Despite superior response rates, the hypomethylating agent (HMA) decitabine did not produce event-free survival (EFS) rates that were better than hydroxyurea (HU) in patients with advanced myeloproliferative chronic myelomonocytic leukemia (MP-CMML), according to findings published in the Journal of Clinical Oncology. These findings come from what is thought to be the first randomized trial dedicated to CMML in about 20 years, said author Raphael Itzykson, MD, PhD, of Hospital Saint-Louis in Paris.
“It is a relatively rare entity that was grouped with myelodysplastic syndrome (MDS) until the 2001 WHO [World Health Organization] classification,” Dr. Itzykson said. “So, we had [patients with CMML] accrued to many MDS studies for years, with too few of them to have a powered sub-study focused on CMML cases.”
HMAs have been assessed in MP-CMML in retrospective studies and non-randomized prospective trials, and researchers have found that decitabine produced durable responses in patients with advanced MP-CMML in phase II studies.
The present study was a phase III trial with 170 patients (median age = 72) from 47 centers in France, Germany, and Italy who were enrolled from October 2014 to September 2019. Patients were randomized to receive intravenous decitabine with or without HU for the first three cycles or oral HU only.
Patients had advanced disease based on criteria used in previous studies. Since the randomization, however, independently validated criteria for advanced, high-risk CMML based only on hematologic and cytogenetic data, known as the molecular CMML Prognostic Scoring System criteria, have been developed. A subsequent analysis found that the study did involve a high-risk patient population based on those new criteria, researchers said.
Patients in the HU arm started at 1 g/day, with dose adjustments up to 4 g/day to maintain a target white blood cell count. Patients in the decitabine arm received 20 mg/m2 intravenously once a day on days one through five of each 28-day cycle. Patients continued to receive treatment until death, transformation to WHO-defined acute myelomonocytic leukemia, or progression.
After a median follow-up of 17.5 months, 135 patients had an event, with nearly identical numbers for each arm – 68 in the decitabine group and 67 in the HU group. For 30 patients, the first event was progression of myeloproliferation; for 39, it was blast count progression; for 20, it was transformation to acute myeloid leukemia (AML); and for 46, it was death.
The median EFS was 12.1 months in the decitabine arm and 10.3 months in the HU arm. The estimates for two-year EFS were 34% for the decitabine arm and 22% for the HU arm, which did not amount to a significant difference (p=0.27).
Despite the lack of difference in EFS, more patients in the decitabine arm had a response after three treatment cycles, at least numerically – 56% compared to 31% in the HU arm (p=0.002). Complete response (CR) was more frequent in the decitabine arm (12%) compared with the HU arm (2%; p=0.017). In addition, the two-year cumulative incidence of progression or transformation to AML was lower in the decitabine arm (38%) versus HU (61%; p=0.005).
Dr. Itzykson said there are a few hypotheses for the findings. The most likely is that the greater anti-leukemic effects of decitabine compared to HU are counterbalanced by increased toxicity. He said it is also possible that the responses seen with decitabine are merely superficial and that neither agent has truly disease-modifying potential. It is also possible, he said, that the responses observed with decitabine are meaningful and modestly disease-modifying but that HU is as well through mechanisms that are unknown.

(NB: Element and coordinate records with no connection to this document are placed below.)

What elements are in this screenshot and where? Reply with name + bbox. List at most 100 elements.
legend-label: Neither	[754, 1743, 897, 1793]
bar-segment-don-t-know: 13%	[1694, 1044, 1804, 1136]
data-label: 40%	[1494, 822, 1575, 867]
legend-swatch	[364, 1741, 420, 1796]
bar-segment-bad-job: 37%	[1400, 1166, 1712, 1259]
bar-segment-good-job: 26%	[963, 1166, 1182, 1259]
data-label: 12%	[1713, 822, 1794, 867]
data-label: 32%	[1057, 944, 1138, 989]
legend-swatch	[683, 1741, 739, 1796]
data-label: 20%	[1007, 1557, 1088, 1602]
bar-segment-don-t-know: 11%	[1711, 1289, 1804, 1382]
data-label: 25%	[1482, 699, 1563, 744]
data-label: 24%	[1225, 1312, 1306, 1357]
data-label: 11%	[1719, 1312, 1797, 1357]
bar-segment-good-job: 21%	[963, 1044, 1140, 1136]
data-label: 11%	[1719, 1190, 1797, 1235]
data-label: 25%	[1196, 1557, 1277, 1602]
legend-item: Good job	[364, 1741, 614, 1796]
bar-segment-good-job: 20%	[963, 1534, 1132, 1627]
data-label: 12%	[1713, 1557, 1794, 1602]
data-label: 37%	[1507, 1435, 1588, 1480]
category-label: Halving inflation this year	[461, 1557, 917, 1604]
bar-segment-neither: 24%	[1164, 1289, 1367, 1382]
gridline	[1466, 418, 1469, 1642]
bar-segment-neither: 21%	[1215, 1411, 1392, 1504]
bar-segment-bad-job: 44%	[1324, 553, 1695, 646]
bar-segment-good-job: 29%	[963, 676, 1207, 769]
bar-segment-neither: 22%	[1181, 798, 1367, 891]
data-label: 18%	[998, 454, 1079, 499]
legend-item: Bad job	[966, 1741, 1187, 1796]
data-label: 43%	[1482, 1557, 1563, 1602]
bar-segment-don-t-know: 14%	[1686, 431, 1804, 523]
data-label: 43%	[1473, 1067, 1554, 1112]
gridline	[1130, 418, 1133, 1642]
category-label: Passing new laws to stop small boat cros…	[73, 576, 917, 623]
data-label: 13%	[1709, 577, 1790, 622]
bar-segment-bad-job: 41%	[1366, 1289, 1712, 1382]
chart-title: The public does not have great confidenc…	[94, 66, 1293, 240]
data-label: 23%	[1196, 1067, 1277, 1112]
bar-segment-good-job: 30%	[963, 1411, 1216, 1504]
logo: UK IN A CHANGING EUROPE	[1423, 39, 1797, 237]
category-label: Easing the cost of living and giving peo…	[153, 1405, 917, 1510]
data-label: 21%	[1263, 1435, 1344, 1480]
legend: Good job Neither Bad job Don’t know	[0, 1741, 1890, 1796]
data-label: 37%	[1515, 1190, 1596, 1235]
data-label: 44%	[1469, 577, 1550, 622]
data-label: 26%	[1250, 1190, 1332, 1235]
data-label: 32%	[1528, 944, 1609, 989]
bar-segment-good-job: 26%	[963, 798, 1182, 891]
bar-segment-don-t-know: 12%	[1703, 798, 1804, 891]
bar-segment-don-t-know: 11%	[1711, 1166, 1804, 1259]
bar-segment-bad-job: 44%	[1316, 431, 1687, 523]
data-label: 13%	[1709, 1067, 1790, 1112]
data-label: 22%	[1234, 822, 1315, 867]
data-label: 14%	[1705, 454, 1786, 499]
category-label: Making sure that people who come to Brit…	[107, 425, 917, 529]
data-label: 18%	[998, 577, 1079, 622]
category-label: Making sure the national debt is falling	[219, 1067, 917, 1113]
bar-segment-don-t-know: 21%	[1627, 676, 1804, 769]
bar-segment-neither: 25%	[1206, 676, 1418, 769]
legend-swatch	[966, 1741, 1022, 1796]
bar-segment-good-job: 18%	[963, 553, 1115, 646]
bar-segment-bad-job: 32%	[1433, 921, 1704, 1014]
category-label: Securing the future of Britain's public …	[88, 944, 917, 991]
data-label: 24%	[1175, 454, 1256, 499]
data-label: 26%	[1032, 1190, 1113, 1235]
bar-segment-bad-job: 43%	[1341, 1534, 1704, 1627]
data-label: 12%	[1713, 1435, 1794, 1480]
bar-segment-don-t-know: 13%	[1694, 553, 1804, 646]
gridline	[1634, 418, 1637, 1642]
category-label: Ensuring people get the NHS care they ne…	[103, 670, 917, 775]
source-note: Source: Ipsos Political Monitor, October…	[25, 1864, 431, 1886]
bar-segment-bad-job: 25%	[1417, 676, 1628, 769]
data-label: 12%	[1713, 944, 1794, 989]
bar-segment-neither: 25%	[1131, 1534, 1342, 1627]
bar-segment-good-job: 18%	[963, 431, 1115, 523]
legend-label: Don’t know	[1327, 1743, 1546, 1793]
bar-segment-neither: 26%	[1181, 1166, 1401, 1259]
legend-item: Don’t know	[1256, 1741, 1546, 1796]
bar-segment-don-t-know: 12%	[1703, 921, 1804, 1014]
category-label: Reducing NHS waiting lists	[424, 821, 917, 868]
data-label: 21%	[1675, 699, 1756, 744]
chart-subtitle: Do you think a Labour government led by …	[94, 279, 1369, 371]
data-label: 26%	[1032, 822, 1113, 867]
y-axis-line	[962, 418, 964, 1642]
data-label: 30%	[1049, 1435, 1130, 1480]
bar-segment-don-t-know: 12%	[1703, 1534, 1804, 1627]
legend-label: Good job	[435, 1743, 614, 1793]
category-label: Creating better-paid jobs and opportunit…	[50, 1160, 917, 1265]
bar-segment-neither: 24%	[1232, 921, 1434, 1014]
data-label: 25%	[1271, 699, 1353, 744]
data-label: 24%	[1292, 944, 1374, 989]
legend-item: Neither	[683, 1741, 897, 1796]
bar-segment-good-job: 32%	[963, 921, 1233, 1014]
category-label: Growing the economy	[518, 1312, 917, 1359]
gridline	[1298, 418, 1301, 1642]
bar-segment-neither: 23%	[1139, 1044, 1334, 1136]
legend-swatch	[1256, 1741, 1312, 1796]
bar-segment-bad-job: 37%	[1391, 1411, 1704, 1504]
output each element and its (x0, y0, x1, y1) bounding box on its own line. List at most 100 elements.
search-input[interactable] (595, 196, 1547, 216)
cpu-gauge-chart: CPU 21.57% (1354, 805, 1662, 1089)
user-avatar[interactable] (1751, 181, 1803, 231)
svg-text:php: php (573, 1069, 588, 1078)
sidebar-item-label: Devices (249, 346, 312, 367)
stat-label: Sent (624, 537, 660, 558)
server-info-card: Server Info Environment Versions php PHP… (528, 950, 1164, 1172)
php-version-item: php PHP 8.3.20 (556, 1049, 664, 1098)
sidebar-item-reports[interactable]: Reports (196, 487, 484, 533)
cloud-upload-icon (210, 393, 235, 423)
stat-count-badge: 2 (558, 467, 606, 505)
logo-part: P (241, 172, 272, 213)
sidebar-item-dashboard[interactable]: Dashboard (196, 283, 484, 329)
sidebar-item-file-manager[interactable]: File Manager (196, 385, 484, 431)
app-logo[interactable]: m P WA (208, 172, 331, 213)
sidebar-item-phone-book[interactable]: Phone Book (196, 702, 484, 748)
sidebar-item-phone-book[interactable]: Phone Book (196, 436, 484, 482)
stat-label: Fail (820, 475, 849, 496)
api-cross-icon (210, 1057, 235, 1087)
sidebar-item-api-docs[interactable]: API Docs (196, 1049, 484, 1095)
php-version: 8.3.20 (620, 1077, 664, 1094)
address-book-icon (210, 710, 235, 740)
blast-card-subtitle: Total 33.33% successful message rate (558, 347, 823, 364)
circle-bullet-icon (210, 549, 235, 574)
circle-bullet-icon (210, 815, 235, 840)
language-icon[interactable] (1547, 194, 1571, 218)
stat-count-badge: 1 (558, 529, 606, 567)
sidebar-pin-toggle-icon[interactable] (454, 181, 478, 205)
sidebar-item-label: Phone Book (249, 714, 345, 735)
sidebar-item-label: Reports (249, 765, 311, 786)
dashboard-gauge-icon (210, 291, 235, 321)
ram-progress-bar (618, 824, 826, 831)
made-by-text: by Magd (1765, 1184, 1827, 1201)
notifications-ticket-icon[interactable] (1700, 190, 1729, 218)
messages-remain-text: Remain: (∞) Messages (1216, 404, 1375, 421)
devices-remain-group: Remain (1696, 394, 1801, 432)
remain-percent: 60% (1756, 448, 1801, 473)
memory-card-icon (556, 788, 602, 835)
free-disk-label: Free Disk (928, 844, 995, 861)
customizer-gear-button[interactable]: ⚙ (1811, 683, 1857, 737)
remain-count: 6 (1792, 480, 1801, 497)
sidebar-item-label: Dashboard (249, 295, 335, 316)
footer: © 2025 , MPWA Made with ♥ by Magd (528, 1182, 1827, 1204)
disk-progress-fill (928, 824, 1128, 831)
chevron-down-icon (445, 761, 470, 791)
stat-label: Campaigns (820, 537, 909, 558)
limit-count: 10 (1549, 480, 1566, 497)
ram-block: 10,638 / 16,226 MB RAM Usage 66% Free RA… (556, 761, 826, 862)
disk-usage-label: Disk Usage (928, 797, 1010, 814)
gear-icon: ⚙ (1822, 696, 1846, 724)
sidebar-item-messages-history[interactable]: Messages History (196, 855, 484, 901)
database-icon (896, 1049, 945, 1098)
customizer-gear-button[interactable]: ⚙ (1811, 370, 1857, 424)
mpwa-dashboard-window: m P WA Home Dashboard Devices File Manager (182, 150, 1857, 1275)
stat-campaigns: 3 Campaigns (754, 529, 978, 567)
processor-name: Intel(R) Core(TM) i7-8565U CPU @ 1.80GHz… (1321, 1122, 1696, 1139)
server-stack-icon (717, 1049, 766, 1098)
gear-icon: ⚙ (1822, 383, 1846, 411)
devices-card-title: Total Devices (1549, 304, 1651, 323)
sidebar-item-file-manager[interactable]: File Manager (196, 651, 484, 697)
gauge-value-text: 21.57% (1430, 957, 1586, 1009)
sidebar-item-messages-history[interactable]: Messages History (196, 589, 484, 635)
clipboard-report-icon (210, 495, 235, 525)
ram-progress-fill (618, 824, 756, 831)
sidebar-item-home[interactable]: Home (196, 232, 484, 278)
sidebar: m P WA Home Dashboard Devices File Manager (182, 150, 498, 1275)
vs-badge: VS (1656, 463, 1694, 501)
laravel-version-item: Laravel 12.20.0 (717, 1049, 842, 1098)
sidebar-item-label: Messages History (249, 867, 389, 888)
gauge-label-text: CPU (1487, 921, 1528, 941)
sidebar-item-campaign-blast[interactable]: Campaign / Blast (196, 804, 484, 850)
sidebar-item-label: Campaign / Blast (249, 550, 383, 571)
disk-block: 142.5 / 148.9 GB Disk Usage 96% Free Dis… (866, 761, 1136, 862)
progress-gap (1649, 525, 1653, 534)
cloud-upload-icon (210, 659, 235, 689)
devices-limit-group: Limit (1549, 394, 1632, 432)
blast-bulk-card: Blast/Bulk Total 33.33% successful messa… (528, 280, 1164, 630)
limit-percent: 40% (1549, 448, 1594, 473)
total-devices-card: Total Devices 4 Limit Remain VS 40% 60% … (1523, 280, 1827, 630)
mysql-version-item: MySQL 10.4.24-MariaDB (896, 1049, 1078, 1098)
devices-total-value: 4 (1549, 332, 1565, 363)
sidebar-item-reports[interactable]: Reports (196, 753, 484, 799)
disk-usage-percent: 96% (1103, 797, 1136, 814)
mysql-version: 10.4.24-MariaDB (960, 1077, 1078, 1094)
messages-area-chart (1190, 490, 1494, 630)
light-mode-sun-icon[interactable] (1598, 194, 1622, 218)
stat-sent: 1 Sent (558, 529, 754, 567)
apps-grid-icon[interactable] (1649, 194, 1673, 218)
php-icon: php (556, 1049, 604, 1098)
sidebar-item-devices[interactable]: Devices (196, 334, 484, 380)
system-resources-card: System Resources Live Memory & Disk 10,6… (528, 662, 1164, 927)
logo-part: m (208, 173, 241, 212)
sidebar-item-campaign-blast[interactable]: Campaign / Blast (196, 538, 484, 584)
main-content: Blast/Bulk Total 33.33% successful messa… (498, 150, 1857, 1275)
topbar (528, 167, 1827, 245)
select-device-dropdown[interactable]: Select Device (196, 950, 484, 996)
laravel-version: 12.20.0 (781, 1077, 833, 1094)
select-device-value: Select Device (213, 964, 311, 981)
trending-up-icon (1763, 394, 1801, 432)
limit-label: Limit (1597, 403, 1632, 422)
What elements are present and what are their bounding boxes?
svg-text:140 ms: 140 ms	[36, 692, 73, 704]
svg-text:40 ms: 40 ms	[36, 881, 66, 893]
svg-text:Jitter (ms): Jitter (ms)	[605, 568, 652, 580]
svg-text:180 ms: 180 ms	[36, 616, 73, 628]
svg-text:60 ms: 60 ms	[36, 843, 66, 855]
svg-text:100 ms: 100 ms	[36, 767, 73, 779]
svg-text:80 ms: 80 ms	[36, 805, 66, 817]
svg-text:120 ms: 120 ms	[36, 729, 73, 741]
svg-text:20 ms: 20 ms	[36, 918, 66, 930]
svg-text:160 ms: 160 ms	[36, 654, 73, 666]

More patients in the decitabine group were hospitalized (60% vs. 40%) and more patients in the decitabine group had infections of grade 3 or higher (33% vs. 18%), researchers reported. Grade 3 or higher cardiovascular events occurred more often in the decitabine group as well (20% vs. 7%), and researchers said cardiovascular monitoring might be necessary when starting patients on decitabine.
“Future studies will aim at translating the superior response rate noted with [decitabine] in this study into a significant long-term survival benefit,” researchers said. “Our results stress the need for international, randomized clinical trials in rare and heterogeneous neoplasms such as CMML.”
Dr. Itzykson said two approaches to this could include using combination regimens and better antimicrobial prophylaxis in HMA-treated patients with CMML.
The role of parenteral decitabine will depend on access, he said, adding, “Oral decitabine and other oral HMAs are certainly the future.”
Any conflicts of interest declared by the authors can be found in the original article.
Thomas R. Collins is a medical journalist based in West Palm Beach, Florida.
Reference
Itzykson R, Santina V, Thepot S, et al. Decitabine versus hydroxyurea for advanced proliferative chronic myelomonocytic leukemia: results of a randomized phase III trial within the EMSCO network [published online ahead of print, 2022 Dec 1]. J Clin Oncol. doi: 10.1200/JCO.22.00437.